Harapan Marni pun bergema di antara hembusan angin sore yang masih lembab: “Pemkab harus gerak cepat melalui BPBD dan Dinas PU. Perbaikan darurat esensial, atau longsor ini bisa membesar saat hujan berikutnya—air akan kembali mengalir ke parit longsor, memperlemah struktur lebih jauh.” Ia menekankan pentingnya bukan hanya tambal sulam, tapi intervensi holistik: penanaman vegetasi penahan erosi dan drainase modern yang bisa menyalurkan air tanpa menggerus tepi jalan.
Baca juga : Tragedi Bengawan Solo: Pria Tenggelam Ditemukan Meninggal Dunia
Respons pemerintah tampak sigap, meski masih dalam tahap awal.
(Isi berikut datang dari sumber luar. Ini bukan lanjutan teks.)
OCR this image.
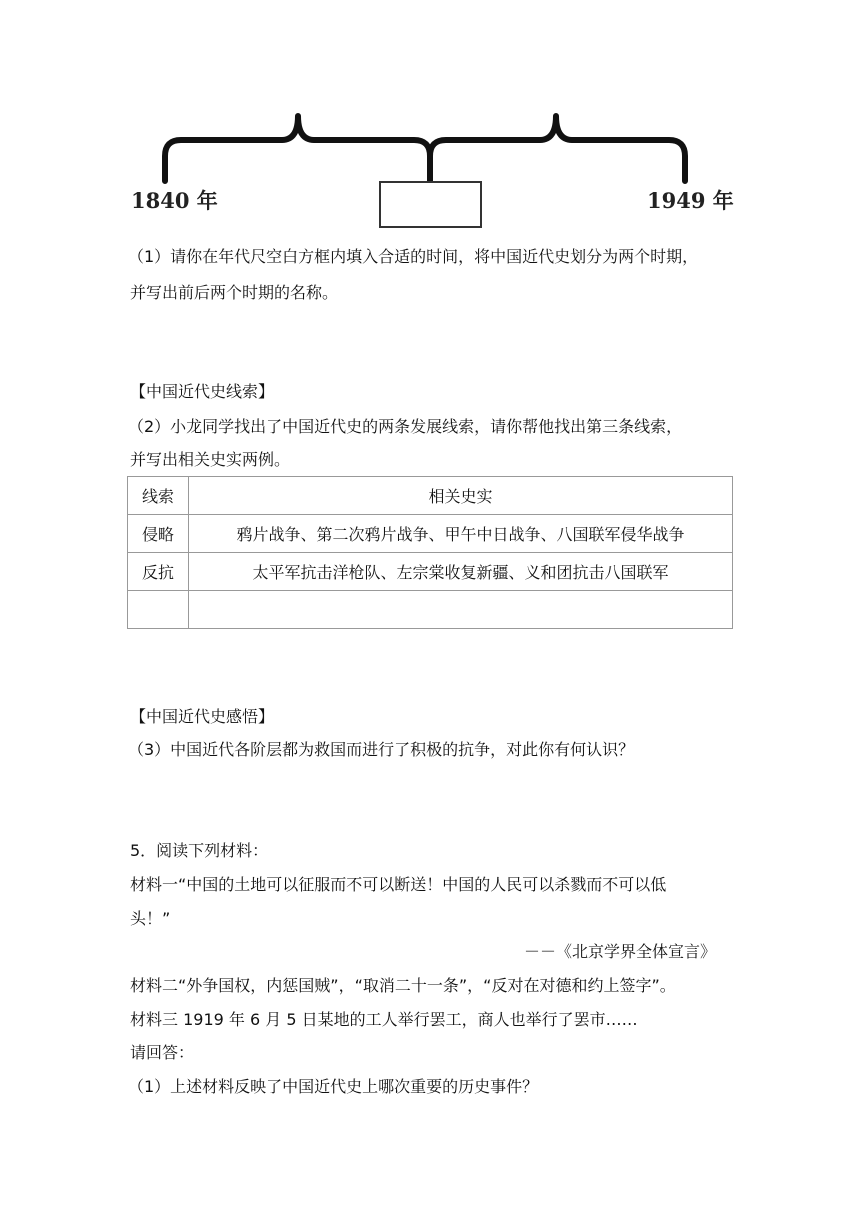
1840 年	1949 年
（1）请你在年代尺空白方框内填入合适的时间，将中国近代史划分为两个时期，
并写出前后两个时期的名称。
【中国近代史线索】
（2）小龙同学找出了中国近代史的两条发展线索，请你帮他找出第三条线索，
并写出相关史实两例。
线索	相关史实
侵略	鸦片战争、第二次鸦片战争、甲午中日战争、八国联军侵华战争
反抗	太平军抗击洋枪队、左宗棠收复新疆、义和团抗击八国联军

【中国近代史感悟】
（3）中国近代各阶层都为救国而进行了积极的抗争，对此你有何认识？
5．阅读下列材料：
材料一“中国的土地可以征服而不可以断送！中国的人民可以杀戮而不可以低
头！”
－－《北京学界全体宣言》
材料二“外争国权，内惩国贼”，“取消二十一条”，“反对在对德和约上签字”。
材料三 1919 年 6 月 5 日某地的工人举行罢工，商人也举行了罢市……
请回答：
（1）上述材料反映了中国近代史上哪次重要的历史事件？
Mia Miranda, Pelaksana Harian Kepala Dinas Pekerjaan Umum dan Perumahan Rakyat (PUPR) Kabupaten Lampung Barat, membenarkan kejadian longsor di Way Robok. “Kami sudah menurunkan tim untuk memasang rambu peringatan dan police line, memastikan pengguna jalan waspada terhadap zona bahaya,” katanya saat dikonfirmasi via telepon. Miranda menjanjikan tinjauan mendalam: “Besok pagi, tim teknis akan melakukan survei detail, menghitung volume kerusakan, dan merancang penanganan sementara. Prioritas utama adalah membuka akses darurat sambil menyiapkan solusi jangka panjang, termasuk kajian geoteknik untuk mencegah rekurensi.”
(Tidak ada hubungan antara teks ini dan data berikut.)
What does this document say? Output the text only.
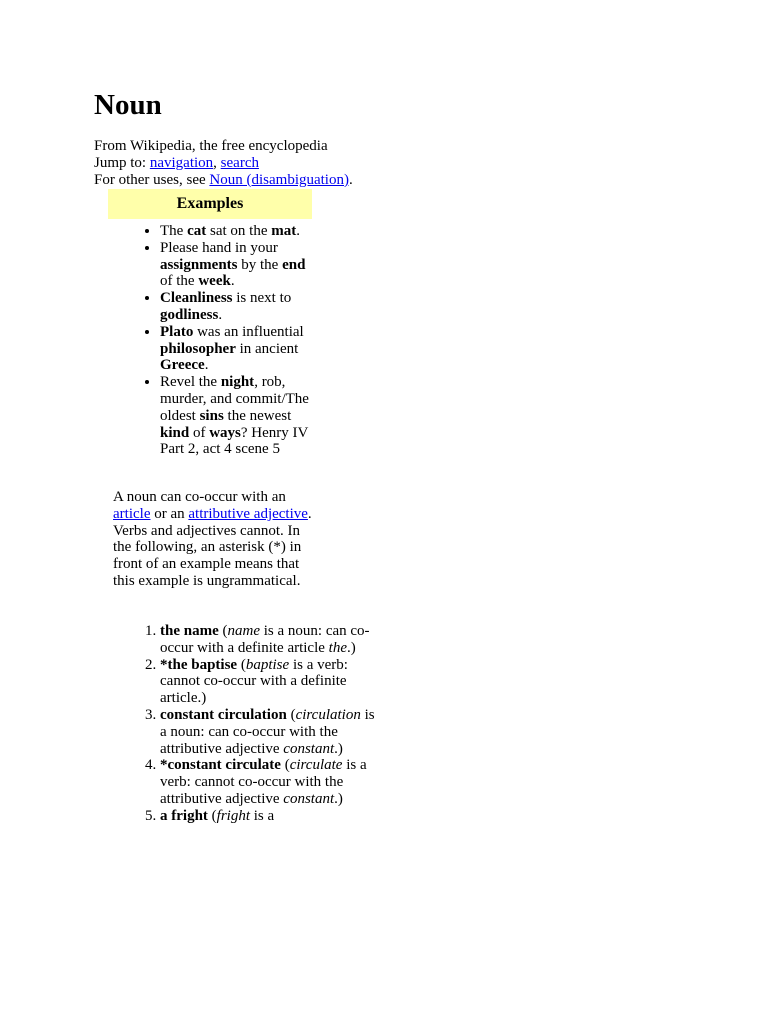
Noun
From Wikipedia, the free encyclopedia
Jump to: navigation, search
For other uses, see Noun (disambiguation).
Examples
• The cat sat on the mat.
• Please hand in your assignments by the end of the week.
• Cleanliness is next to godliness.
• Plato was an influential philosopher in ancient Greece.
• Revel the night, rob, murder, and commit/The oldest sins the newest kind of ways? Henry IV Part 2, act 4 scene 5
A noun can co-occur with an article or an attributive adjective. Verbs and adjectives cannot. In the following, an asterisk (*) in front of an example means that this example is ungrammatical.
1. the name (name is a noun: can co-occur with a definite article the.)
2. *the baptise (baptise is a verb: cannot co-occur with a definite article.)
3. constant circulation (circulation is a noun: can co-occur with the attributive adjective constant.)
4. *constant circulate (circulate is a verb: cannot co-occur with the attributive adjective constant.)
5. a fright (fright is a
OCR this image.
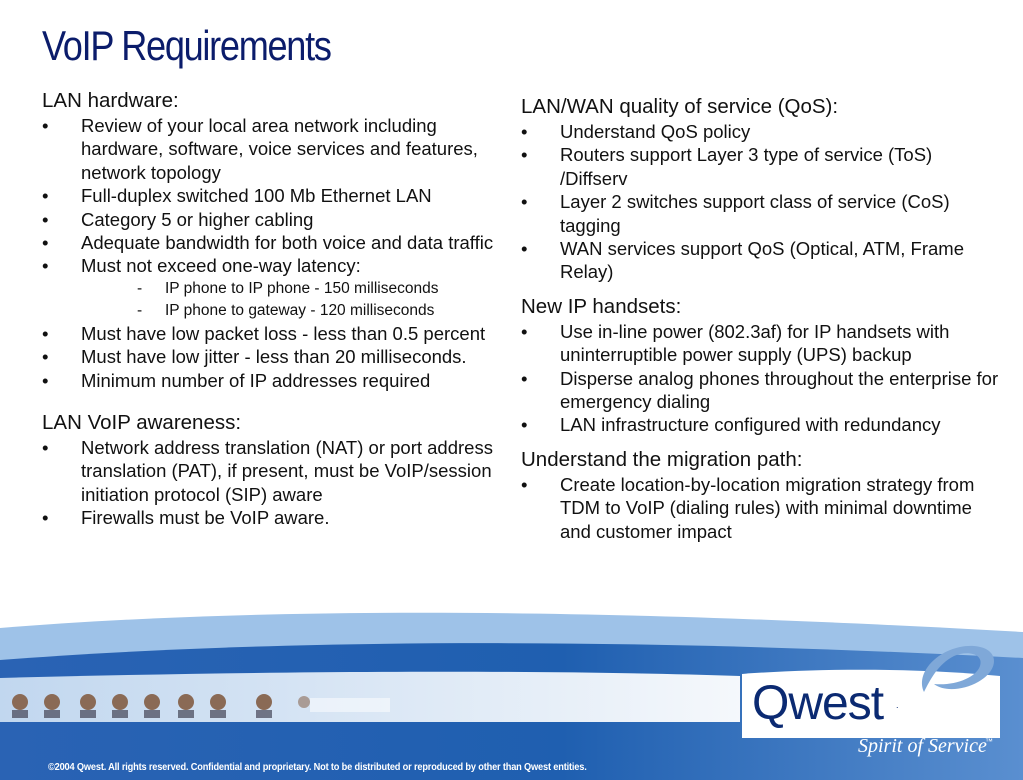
VoIP Requirements

LAN hardware:

• Review of your local area network including hardware, software, voice services and features, network topology
• Full-duplex switched 100 Mb Ethernet LAN
• Category 5 or higher cabling
• Adequate bandwidth for both voice and data traffic
• Must not exceed one-way latency:
- IP phone to IP phone - 150 milliseconds
- IP phone to gateway - 120 milliseconds
• Must have low packet loss - less than 0.5 percent
• Must have low jitter - less than 20 milliseconds.
• Minimum number of IP addresses required

LAN VoIP awareness:

• Network address translation (NAT) or port address translation (PAT), if present, must be VoIP/session initiation protocol (SIP) aware
• Firewalls must be VoIP aware.

LAN/WAN quality of service (QoS):

• Understand QoS policy
• Routers support Layer 3 type of service (ToS) /Diffserv
• Layer 2 switches support class of service (CoS) tagging
• WAN services support QoS (Optical, ATM, Frame Relay)

New IP handsets:

• Use in-line power (802.3af) for IP handsets with uninterruptible power supply (UPS) backup
• Disperse analog phones throughout the enterprise for emergency dialing
• LAN infrastructure configured with redundancy

Understand the migration path:

• Create location-by-location migration strategy from TDM to VoIP (dialing rules) with minimal downtime
and customer impact
Qwest .
Spirit of Service
™
©2004 Qwest. All rights reserved. Confidential and proprietary. Not to be distributed or reproduced by other than Qwest entities.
Longsor Way Robok ini, di tengah musim hujan yang diprediksi BMKG berlanjut hingga Oktober, menjadi panggilan bagi kebijakan yang lebih adaptif. Bagi warga seperti Marni, ini bukan hanya soal jalan yang rusak, tapi masa depan komunitas yang bergantung pada harmoni antara alam dan pembangunan. Saat matahari terbenam di balik awan hitam, pertanyaan menggantung: akankah Lampung Barat belajar dari luka ini, atau longsor berikutnya akan datang lebih ganas? Hanya waktu—dan komitmen kita—yang akan menjawab.